I am amused by the paradox… Organic produce. Soy and vegan products. Veal. Veal? Yeah… and maybe the biggest selection of veal in Kansas City. Go figure.
Most intriguing of all, however, is the in-store coffee roaster. Yes… they roast in-store. Daily. The green coffee comes from Allegro, where Kevin Knox rules the roast [or at least the selection of coffees]. The roaster itself is a huge beastie… an air-roaster with a glass roasting chamber the size of a ten-gallon aquarium. It’s something of a work of art as well — hammered copper, brass and chrome rule the day. I’d never seen a roaster quite its equal, so I rummaged around on the Net to find out more. I turned up Sherri Johns at the intersection of Allegro coffee and Whole Foods, so I zapped her an email with my questions.
These days Sherri is an independent coffee consultant and author [if I had 26 years’ experience in the coffee business, I’d hope to pursue a similar track] and she was very generous with her reply… The Whole Foods in-store roaster is a JavaMaster, the creation of Dick Sewell, a coffee guy and tinkerer from the cold reaches of Michigan [a better place than most, I imagine, to crank up a large coffee roaster]. It makes for an engaging display. More to the point, it makes for pretty good coffee, too.

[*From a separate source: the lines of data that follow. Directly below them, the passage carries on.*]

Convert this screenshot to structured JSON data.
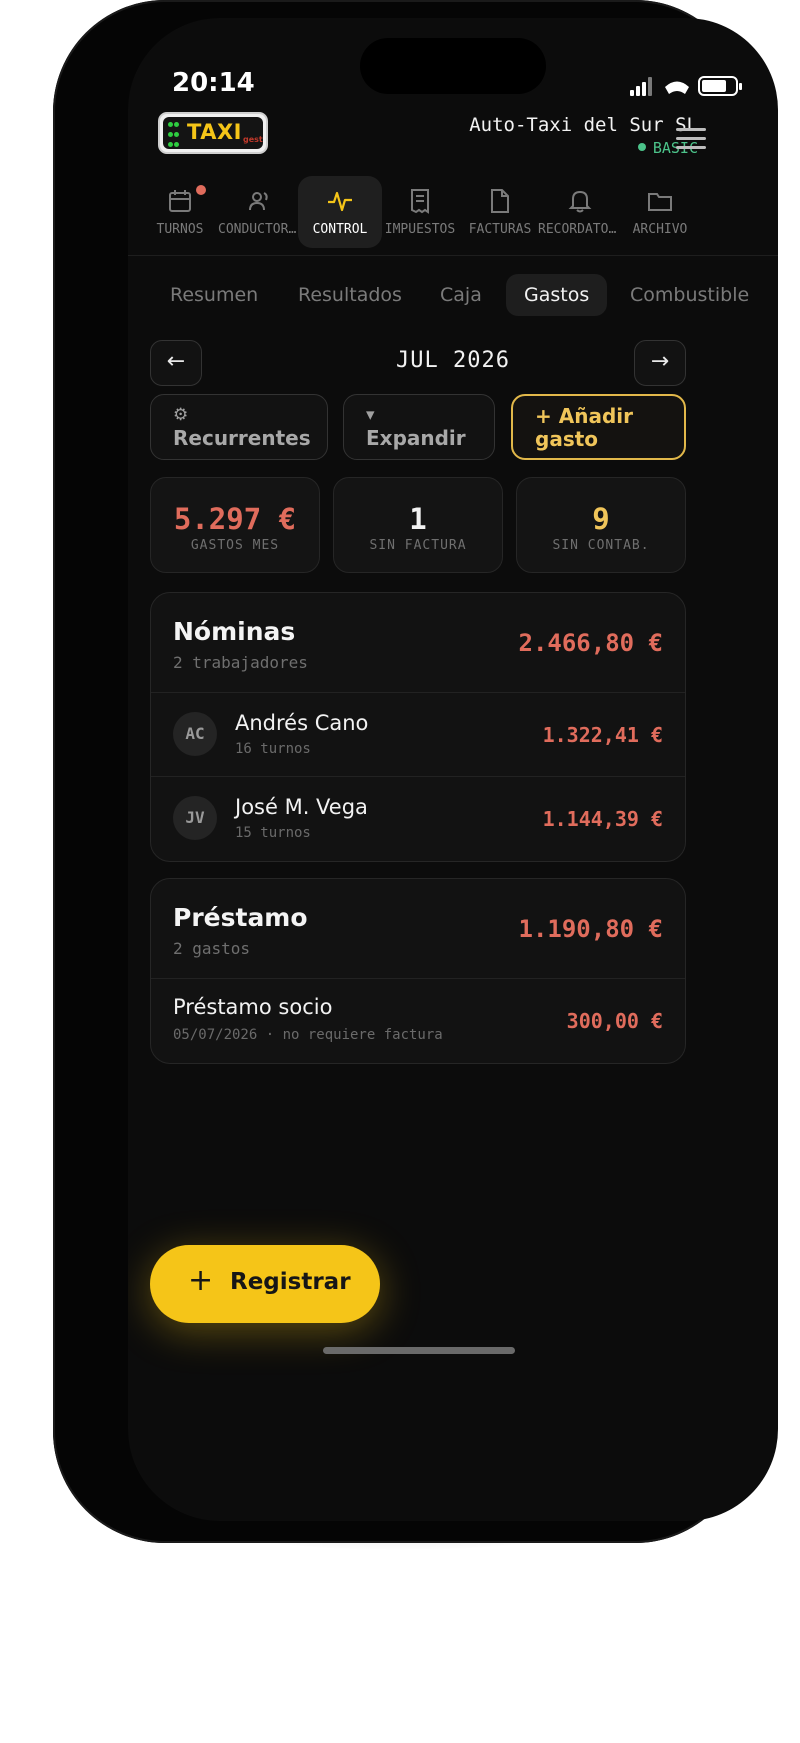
{
  "status_bar": {
    "time": "20:14"
  },
  "header": {
    "logo_text": "TAXI",
    "logo_sub": "gest",
    "company_name": "Auto-Taxi del Sur SL",
    "plan": "BASIC"
  },
  "nav": {
    "items": [
      {
        "label": "TURNOS",
        "icon": "calendar-icon",
        "badge": true
      },
      {
        "label": "CONDUCTORES",
        "icon": "users-icon"
      },
      {
        "label": "CONTROL",
        "icon": "pulse-icon",
        "active": true
      },
      {
        "label": "IMPUESTOS",
        "icon": "receipt-icon"
      },
      {
        "label": "FACTURAS",
        "icon": "file-icon"
      },
      {
        "label": "RECORDATORIOS",
        "icon": "bell-icon"
      },
      {
        "label": "ARCHIVO",
        "icon": "folder-icon"
      }
    ]
  },
  "tabs": [
    {
      "label": "Resumen"
    },
    {
      "label": "Resultados"
    },
    {
      "label": "Caja"
    },
    {
      "label": "Gastos",
      "active": true
    },
    {
      "label": "Combustible"
    }
  ],
  "period": {
    "prev_label": "←",
    "month_label": "JUL 2026",
    "next_label": "→"
  },
  "actions": {
    "recurring_icon": "⚙",
    "recurring_label": "Recurrentes",
    "expand_icon": "▾",
    "expand_label": "Expandir",
    "add_icon": "+",
    "add_label": "Añadir gasto"
  },
  "stats": [
    {
      "value": "5.297 €",
      "label": "GASTOS MES",
      "color": "#e06c5c"
    },
    {
      "value": "1",
      "label": "SIN FACTURA",
      "color": "#f2f2f2"
    },
    {
      "value": "9",
      "label": "SIN CONTAB.",
      "color": "#f0c55a"
    }
  ],
  "groups": {
    "nominas": {
      "title": "Nóminas",
      "subtitle": "2 trabajadores",
      "total": "2.466,80 €",
      "rows": [
        {
          "initials": "AC",
          "name": "Andrés Cano",
          "detail": "16 turnos",
          "amount": "1.322,41 €"
        },
        {
          "initials": "JV",
          "name": "José M. Vega",
          "detail": "15 turnos",
          "amount": "1.144,39 €"
        }
      ]
    },
    "prestamo": {
      "title": "Préstamo",
      "subtitle": "2 gastos",
      "total": "1.190,80 €",
      "rows": [
        {
          "name": "Préstamo socio",
          "detail": "05/07/2026 · no requiere factura",
          "amount": "300,00 €"
        }
      ]
    }
  },
  "fab": {
    "icon": "+",
    "label": "Registrar"
  },
  "colors": {
    "accent": "#f5c518",
    "expense": "#e06c5c",
    "plan": "#4cc38a"
  }
}
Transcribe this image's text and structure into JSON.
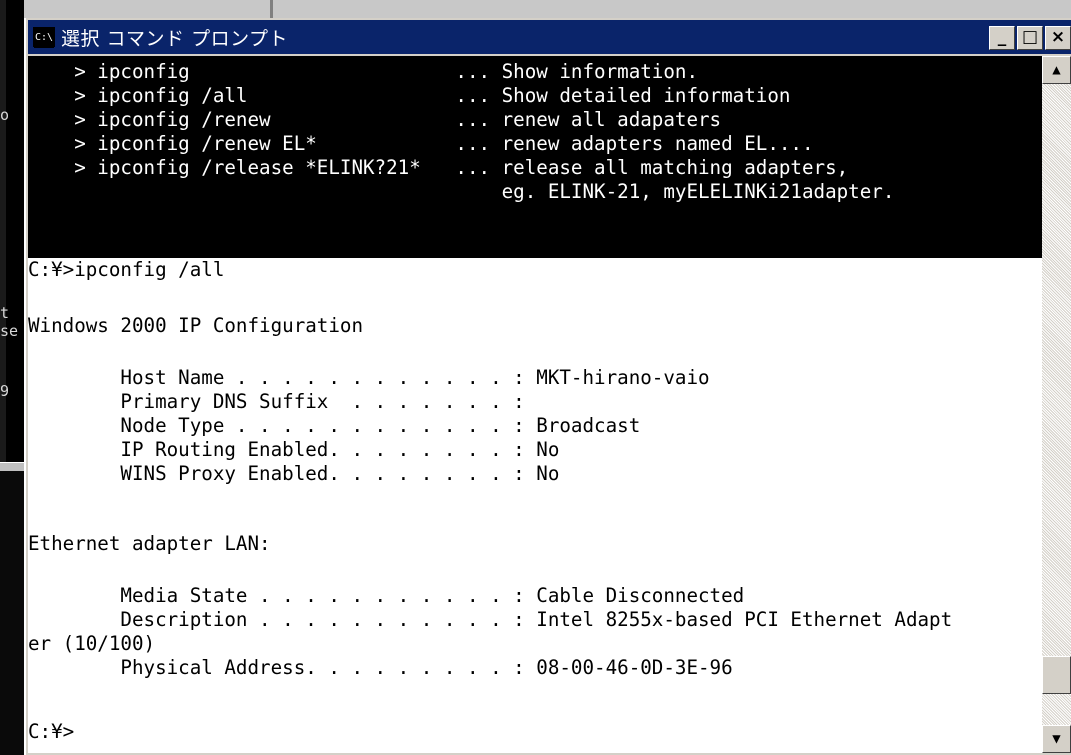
{
  "window": {
    "title": "選択 コマンド プロンプト",
    "icon_label": "C:\\",
    "minimize": "_",
    "maximize": "□",
    "close": "×"
  },
  "background_window": {
    "fragments": [
      "o",
      "t",
      "se",
      "9"
    ]
  },
  "console": {
    "help_lines": [
      "    > ipconfig                       ... Show information.",
      "    > ipconfig /all                  ... Show detailed information",
      "    > ipconfig /renew                ... renew all adapaters",
      "    > ipconfig /renew EL*            ... renew adapters named EL....",
      "    > ipconfig /release *ELINK?21*   ... release all matching adapters,",
      "                                         eg. ELINK-21, myELELINKi21adapter."
    ],
    "output_lines": [
      "C:¥>ipconfig /all",
      "",
      "Windows 2000 IP Configuration",
      "",
      "        Host Name . . . . . . . . . . . . : MKT-hirano-vaio",
      "        Primary DNS Suffix  . . . . . . . :",
      "        Node Type . . . . . . . . . . . . : Broadcast",
      "        IP Routing Enabled. . . . . . . . : No",
      "        WINS Proxy Enabled. . . . . . . . : No",
      "",
      "Ethernet adapter LAN:",
      "",
      "        Media State . . . . . . . . . . . : Cable Disconnected",
      "        Description . . . . . . . . . . . : Intel 8255x-based PCI Ethernet Adapt",
      "er (10/100)",
      "        Physical Address. . . . . . . . . : 08-00-46-0D-3E-96",
      "",
      "C:¥>"
    ]
  },
  "scrollbar": {
    "up_arrow": "▲",
    "down_arrow": "▼"
  }
}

I sampled the store’s Allegro and Red Sea blends, both roasted that same day, and stored in open-dated bins. The Red Sea blend was rich with blueberries, revealing its strong measure of Ethiopian Harar. The Allegro blend is a “twin-peaked” Central blend, which I am pretty certain is the house coffee of Kansas City’s Hereford House restaurants… distinct for it’s complementary acidic high notes — a Tarrazu and a Colombian, I think. Yummy stuff.